Teva on Thursday announced that the European Commission cleared its $40.5-billion purchase of Allergan's global generics business. As part of the approval, Teva agreed to divest certain overlapping molecules in 24 European countries, while the Israeli drugmaker will also sell the "majority" of Allergan's current generic operations in the UK and Ireland.
The European Commission said it had "concerns that the merged entity would have faced insufficient competition from the remaining players for a number of generic pharmaceuticals, as well as regarding the overall generics business in the UK, Ireland and Iceland," adding "the commitments offered by the companies address these concerns."
Specifically, the business divested by Teva in the UK and Ireland will have the capacity to manufacture and market generic drugs.
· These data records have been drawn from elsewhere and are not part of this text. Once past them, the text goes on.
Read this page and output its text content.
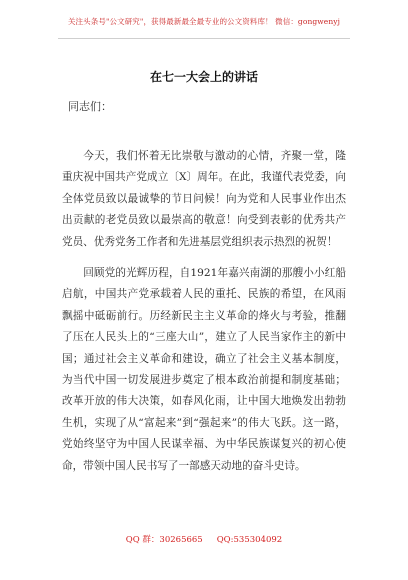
关注头条号"公文研究"，获得最新最全最专业的公文资料库！ 微信：gongwenyj
在七一大会上的讲话
同志们：
今天，我们怀着无比崇敬与激动的心情，齐聚一堂，隆重庆祝中国共产党成立〔X〕周年。在此，我谨代表党委，向全体党员致以最诚挚的节日问候！向为党和人民事业作出杰出贡献的老党员致以最崇高的敬意！向受到表彰的优秀共产党员、优秀党务工作者和先进基层党组织表示热烈的祝贺！
回顾党的光辉历程，自1921年嘉兴南湖的那艘小小红船启航，中国共产党承载着人民的重托、民族的希望，在风雨飘摇中砥砺前行。历经新民主主义革命的烽火与考验，推翻了压在人民头上的“三座大山”，建立了人民当家作主的新中国；通过社会主义革命和建设，确立了社会主义基本制度，为当代中国一切发展进步奠定了根本政治前提和制度基础；改革开放的伟大决策，如春风化雨，让中国大地焕发出勃勃生机，实现了从“富起来”到“强起来”的伟大飞跃。这一路，党始终坚守为中国人民谋幸福、为中华民族谋复兴的初心使命，带领中国人民书写了一部感天动地的奋斗史诗。
QQ 群：30265665 QQ:535304092
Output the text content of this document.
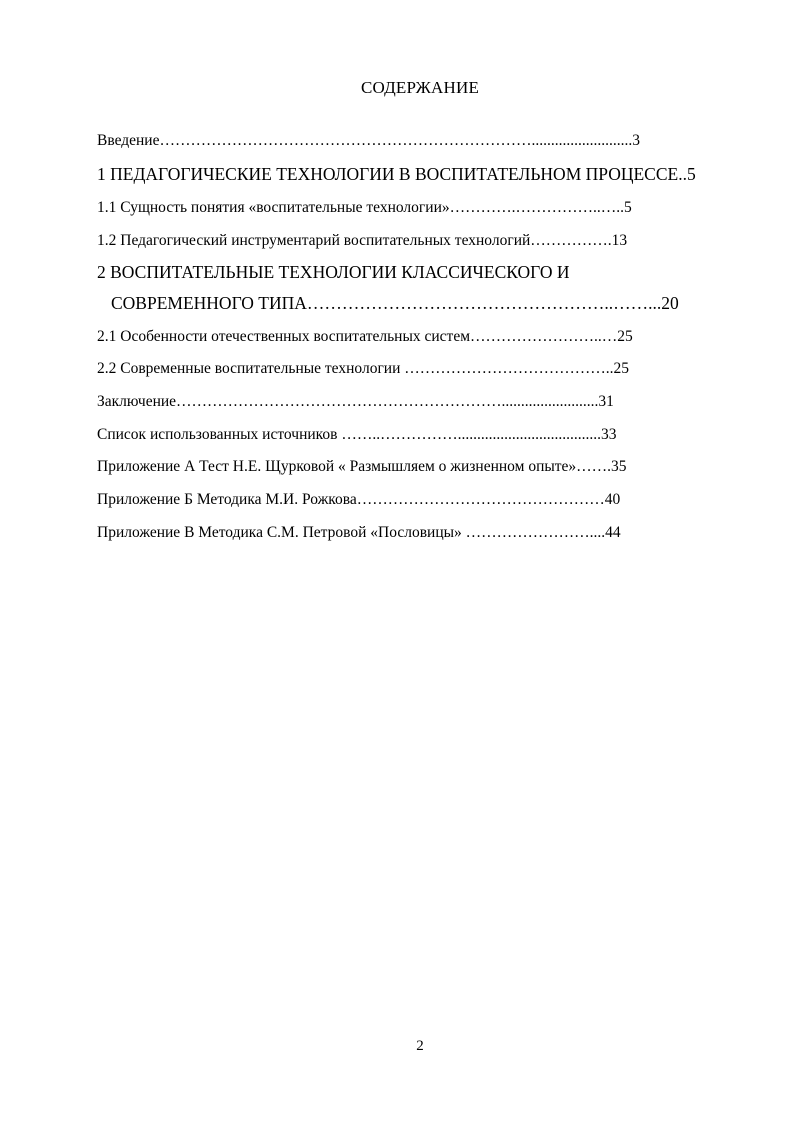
СОДЕРЖАНИЕ
Введение………………………………………………………………..........................3
1 ПЕДАГОГИЧЕСКИЕ ТЕХНОЛОГИИ В ВОСПИТАТЕЛЬНОМ ПРОЦЕССЕ..5
1.1 Сущность понятия «воспитательные технологии»………….……………..…..5
1.2 Педагогический инструментарий воспитательных технологий…………….13
2 ВОСПИТАТЕЛЬНЫЕ ТЕХНОЛОГИИ КЛАССИЧЕСКОГО И
СОВРЕМЕННОГО ТИПА……………………………………………..……...20
2.1 Особенности отечественных воспитательных систем……………………..…25
2.2 Современные воспитательные технологии …………………………………..25
Заключение……………………………………………………….........................31
Список использованных источников ……..…………….....................................33
Приложение А Тест Н.Е. Щурковой « Размышляем о жизненном опыте»…….35
Приложение Б Методика М.И. Рожкова…………………………………………40
Приложение В Методика С.М. Петровой «Пословицы» ……………………....44
2
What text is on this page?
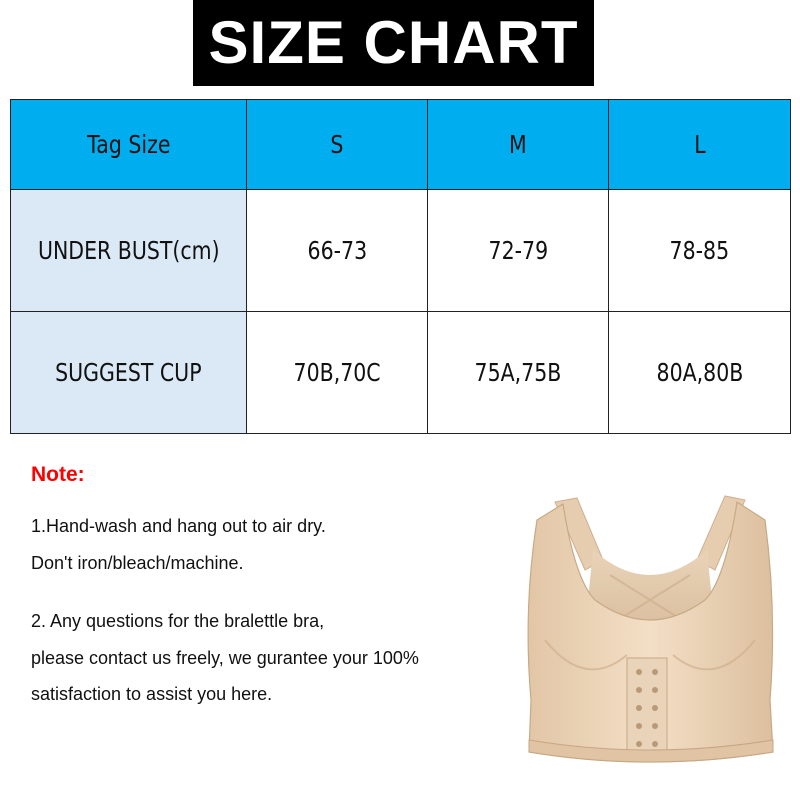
SIZE CHART
Tag Size	S	M	L
UNDER BUST(cm)	66-73	72-79	78-85
SUGGEST CUP	70B,70C	75A,75B	80A,80B
Note:
1.Hand-wash and hang out to air dry.
Don't iron/bleach/machine.
2. Any questions for the bralettle bra,
please contact us freely, we gurantee your 100%
satisfaction to assist you here.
Meanwhile, the remainder of Allergan's UK and Ireland generic business will be integrated with Teva's operations in accordance with the global transaction. In Iceland, Teva will retain Allergan's generic business while divesting its own.
Commenting on the news, Bloomberg Intelligence analyst Jennifer Rie said "antitrust reviews of Teva's agreement to acquire Allergan's global generic-drug business may soon be complete." Rie noted that similarly as in Europe, "divestitures will likely be needed for US antitrust clearance," adding "Teva has indicated it's talking with potential buyers for assets it may have to sell."
Teva stated that it will continue to work with the US Federal Trade Commission to ensure regulatory clearance of the transaction. The deal was unconditionally cleared by regulators in Brazil in December last year.
Meanwhile, Allergan previously entered into a definitive merger agreement with Pfizer valued at $160 billion. The transaction has been reported to be contingent on Teva completing its purchase of Allergan's global generic business (for related analysis, see ViewPoints: Allergan impresses, but investors remain cautious towards Pfizer deal).